Director adds AH Realty Trust (NYSE: AHH) shares via dividend reinvestment
Rhea-AI Filing Summary
AH Realty Trust, Inc. director Frederick Blair Wimbush reported buying additional common stock through a broker-sponsored dividend reinvestment program. On April 2, 2026, he purchased 669.29 shares at a weighted average price of $5.408 per share, and on April 1, 2026 he bought 395.46 shares at $5.38 per share, both as open-market purchases.
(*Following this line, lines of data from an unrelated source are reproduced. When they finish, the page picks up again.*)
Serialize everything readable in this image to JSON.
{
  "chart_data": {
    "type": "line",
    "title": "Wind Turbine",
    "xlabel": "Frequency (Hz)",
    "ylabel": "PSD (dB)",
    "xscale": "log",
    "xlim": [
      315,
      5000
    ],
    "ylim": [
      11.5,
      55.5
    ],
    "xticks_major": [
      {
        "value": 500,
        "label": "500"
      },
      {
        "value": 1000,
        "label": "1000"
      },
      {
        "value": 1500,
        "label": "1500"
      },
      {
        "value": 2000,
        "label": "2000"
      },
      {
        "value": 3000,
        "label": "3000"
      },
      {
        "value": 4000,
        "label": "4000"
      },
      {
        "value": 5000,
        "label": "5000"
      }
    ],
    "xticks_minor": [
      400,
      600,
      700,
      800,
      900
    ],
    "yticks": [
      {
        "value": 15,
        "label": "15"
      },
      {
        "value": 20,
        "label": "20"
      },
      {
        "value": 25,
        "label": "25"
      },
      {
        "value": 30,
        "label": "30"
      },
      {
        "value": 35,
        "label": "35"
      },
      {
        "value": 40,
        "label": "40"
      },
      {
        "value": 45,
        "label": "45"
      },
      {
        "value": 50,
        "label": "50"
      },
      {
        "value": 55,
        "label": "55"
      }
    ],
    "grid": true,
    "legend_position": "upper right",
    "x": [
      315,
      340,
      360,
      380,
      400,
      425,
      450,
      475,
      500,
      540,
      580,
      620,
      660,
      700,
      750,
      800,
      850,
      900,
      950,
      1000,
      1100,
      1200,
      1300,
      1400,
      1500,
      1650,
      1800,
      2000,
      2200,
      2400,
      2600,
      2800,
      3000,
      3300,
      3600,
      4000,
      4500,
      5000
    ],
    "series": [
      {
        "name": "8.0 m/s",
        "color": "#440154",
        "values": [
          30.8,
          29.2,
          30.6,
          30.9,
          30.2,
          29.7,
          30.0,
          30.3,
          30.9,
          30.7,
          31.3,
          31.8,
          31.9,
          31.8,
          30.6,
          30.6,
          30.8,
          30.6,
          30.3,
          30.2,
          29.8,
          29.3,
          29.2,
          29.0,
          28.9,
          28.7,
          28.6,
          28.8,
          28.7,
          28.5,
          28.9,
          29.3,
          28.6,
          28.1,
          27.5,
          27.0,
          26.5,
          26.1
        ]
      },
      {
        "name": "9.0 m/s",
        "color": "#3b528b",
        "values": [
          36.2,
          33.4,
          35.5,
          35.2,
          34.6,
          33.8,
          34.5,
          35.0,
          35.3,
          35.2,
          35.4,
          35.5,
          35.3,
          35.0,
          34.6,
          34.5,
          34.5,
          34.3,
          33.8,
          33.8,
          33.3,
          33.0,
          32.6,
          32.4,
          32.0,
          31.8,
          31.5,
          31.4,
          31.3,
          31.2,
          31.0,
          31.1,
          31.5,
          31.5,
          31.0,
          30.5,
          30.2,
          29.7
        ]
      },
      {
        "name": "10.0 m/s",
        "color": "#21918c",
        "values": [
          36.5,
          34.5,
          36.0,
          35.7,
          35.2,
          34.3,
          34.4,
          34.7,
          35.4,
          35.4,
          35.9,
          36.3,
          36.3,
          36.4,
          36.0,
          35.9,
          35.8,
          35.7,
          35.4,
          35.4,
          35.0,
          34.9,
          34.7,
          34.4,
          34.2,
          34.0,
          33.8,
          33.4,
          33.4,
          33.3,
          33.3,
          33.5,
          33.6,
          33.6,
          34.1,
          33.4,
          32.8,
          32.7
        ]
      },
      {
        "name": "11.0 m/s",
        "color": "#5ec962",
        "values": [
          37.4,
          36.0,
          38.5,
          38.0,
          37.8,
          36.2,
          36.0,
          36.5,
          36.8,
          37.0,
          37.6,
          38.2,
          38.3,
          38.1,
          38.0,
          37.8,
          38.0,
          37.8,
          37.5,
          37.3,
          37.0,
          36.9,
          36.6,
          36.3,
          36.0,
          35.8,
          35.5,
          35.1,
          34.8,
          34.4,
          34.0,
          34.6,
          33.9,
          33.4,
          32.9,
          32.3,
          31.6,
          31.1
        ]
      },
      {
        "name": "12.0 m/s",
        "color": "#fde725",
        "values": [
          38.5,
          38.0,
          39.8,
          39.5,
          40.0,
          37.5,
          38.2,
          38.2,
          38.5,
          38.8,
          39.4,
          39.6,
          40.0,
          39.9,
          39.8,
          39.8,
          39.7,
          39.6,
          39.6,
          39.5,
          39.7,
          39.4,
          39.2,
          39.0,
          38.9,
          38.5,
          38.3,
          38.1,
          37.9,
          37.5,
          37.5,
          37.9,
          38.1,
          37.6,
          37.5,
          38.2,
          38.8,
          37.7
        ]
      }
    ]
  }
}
Following these transactions, Wimbush directly owns 42,030.627 shares of common stock. He also holds Time-Based LTIP Units in AH Realty Trust, L.P. representing 12,919 underlying common shares, which are convertible into partnership common units after vesting and, subject to a two-year post-grant restriction except in a Change of Control, ultimately redeemable for cash or common stock with no expiration date.
Positive
- None.
Negative
- None.
Insider Trade Summary
| Type | Security | Shares | Price | Value |
|---|---|---|---|---|
| Purchase | Common Stock | 669.29 | $5.408 | $4K |
| Purchase | Common Stock | 395.46 | $5.38 | $2K |
| holding | Time-Based LTIP Units | -- | -- | -- |
Footnotes (1)
- Shares purchased pursuant to a broker-sponsored dividend reinvestment program. The price reported in Column 4 is a weighted average price. These shares were purchased in multiple transactions at prices ranging from $5.38 to $5.45, inclusive. The reporting person undertakes to provide to AH Realty Trust, Inc. (the "Company"), any security holder of the Company, or the staff of the Securities and Exchange Commission, upon request, full information regarding the number of shares purchased at each separate price within the range set forth in footnote (2) to this Form 4. Represents Time-Based LTIP Units ("Time-Based LTIP Units") in AH Realty Trust, L.P. (the "Operating Partnership"), the operating partnership of the Company, and of which the Company is the general partner. Under the agreement of limited partnership of the Operating Partnership (the "OP Agreement") and subject to conditions set forth in the OP Agreement, following the date on which the Time-Based LTIP Units vest, Time-Based LTIP Units are convertible into common units of limited partnership interest in the Operating Partnership ("Common Units"), at the holder's option. Under the award agreement pursuant to which the Time-Based LTIP Units were granted to the reporting person, except in connection with a Change of Control (as defined in the OP Agreement), the Time-Based LTIP Units may not be converted to Common Units until two years following the date of grant. Time-Based LTIP Units have no expiration date. Each Common Unit is redeemable for cash equal to the then-current market value of one share of the Company's common stock or, at the election of the Company, one share of the Company's common stock. Common Units have no expiration date.